Document Type

Multimedia

Rights

Available under a Creative Commons Attribution Non-Commercial Share Alike 4.0 International Licence

Publication Details

Exhibition

  • Permanent installation of design on school yard and series of 12 photographs in Castleknock Education School, Dublin 15. Completed Feb 2009.

Further iterations of this work were exhibited in:

  • Nameless Science, Apexart Gallery New York (curated by Henk Slager) 10th Dec 2008 – 31st Jan 2009. (group exhibition)
  • The Look of Learning, Glucksman Gallery, Cork (curated by Matt Packer), 19 Nov 2010 – 20 March 2011. (group exhibition)

AUTODIDACT Green on Red Gallery, 15 April – 14 May 2011. (solo exhibition)

Related Published articles:

  • Ronan McCrea ‘School Play’ in Visual Arts Newsletter, Dublin, May 2009
  • Ronan McCrea, ‘Sequences Scenarios & Locations continued’ (with a Response by Felicitas Thun) in MaHKUzine. Journal of Artistic Research, Utrecht, Issue #7/Summer 09.

Abstract

School Play was the outcome of a public art commission associated with the construction of a new school building for a state primary school, catering for children from ages 4 – 12. School Play consists of two main elements: a series of thirty colour photographs and a permanent design for a school play yard consisting of a series of graphic set of circles and arcs applied in various colours onto the tarmac and also adjacent footpaths and car park. This element of the work has a dual function: primarily as utilitarian design– acting as boundaries and markings for un-prescribed play and secondly the design functions as a ‘set’ or ‘stage’ for the creation of a series of photographs.

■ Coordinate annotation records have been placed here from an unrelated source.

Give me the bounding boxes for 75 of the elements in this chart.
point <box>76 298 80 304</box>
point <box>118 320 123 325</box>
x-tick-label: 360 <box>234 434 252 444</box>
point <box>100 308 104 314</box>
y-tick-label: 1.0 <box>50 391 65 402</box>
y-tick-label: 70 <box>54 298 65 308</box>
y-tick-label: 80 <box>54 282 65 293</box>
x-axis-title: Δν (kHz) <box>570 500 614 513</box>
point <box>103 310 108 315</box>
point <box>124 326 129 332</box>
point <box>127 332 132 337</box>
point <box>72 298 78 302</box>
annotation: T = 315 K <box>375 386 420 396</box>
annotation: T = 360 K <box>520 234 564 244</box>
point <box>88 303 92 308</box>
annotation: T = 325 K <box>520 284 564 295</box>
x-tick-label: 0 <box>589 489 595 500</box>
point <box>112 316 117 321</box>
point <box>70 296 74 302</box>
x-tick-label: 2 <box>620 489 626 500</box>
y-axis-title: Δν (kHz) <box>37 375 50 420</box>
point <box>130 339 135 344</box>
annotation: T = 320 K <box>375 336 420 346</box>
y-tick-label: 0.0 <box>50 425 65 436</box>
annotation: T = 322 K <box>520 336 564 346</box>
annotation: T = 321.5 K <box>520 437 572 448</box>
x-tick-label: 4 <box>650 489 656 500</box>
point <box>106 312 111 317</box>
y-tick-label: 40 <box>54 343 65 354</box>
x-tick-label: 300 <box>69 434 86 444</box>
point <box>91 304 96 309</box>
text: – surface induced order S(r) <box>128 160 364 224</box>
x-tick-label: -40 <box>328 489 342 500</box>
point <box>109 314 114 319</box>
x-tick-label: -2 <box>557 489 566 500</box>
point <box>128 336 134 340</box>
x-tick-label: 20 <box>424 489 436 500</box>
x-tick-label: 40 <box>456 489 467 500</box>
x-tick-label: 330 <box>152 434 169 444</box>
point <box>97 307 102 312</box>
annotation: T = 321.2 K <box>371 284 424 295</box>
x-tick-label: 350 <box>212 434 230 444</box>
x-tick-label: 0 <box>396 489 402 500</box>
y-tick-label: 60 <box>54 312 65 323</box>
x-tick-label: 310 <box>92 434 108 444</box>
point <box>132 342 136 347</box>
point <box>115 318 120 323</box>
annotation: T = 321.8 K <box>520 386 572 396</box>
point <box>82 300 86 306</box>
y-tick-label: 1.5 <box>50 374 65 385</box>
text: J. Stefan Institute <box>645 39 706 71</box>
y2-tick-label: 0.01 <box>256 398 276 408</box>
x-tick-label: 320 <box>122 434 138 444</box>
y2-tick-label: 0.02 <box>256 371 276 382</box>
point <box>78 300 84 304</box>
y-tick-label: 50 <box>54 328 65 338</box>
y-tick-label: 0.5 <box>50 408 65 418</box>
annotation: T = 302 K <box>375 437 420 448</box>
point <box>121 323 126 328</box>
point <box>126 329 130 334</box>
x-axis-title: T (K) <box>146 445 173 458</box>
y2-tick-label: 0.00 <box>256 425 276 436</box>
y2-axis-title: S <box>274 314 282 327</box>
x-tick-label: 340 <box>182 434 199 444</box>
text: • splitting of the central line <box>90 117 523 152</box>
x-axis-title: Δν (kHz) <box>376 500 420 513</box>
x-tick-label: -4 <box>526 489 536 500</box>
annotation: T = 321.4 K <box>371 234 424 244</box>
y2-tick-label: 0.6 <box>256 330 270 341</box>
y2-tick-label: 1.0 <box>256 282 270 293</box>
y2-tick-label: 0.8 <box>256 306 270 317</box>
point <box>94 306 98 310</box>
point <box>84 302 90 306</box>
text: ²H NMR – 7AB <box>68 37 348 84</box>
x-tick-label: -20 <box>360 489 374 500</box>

The second element of the School Play is a series of photographs, which were all shot from an elevated position at play-time. No directions are given from photographer to subject. The circular markings become a set – in the sense of a stage set, or a film set – for everyday action, where random actions become relational. The play becomes choreography. Miniature dramas and moments, both individual and collective become related through spatial arrangement. School Play also explores the possibilities of creating a photographic portrait of a collective body or community, while also addressing that community as a primary audience, and also engaging with a wider audience.

The composition of the photographs recall Rodchencko’s street photography of angles and perspectives and his utopian notion of a new subjectivity revealed by new perspectives. The form of the work also acknowledge the historical methodologies of sequencing, series and typology from Muybridge, Neue Sachlichkeit, the Düsseldorf School to Conceptual art practices of 60s. Twelve of the photographs are printed to 112 × 90 cm and permanently installed in the corridors and common spaces of the school building.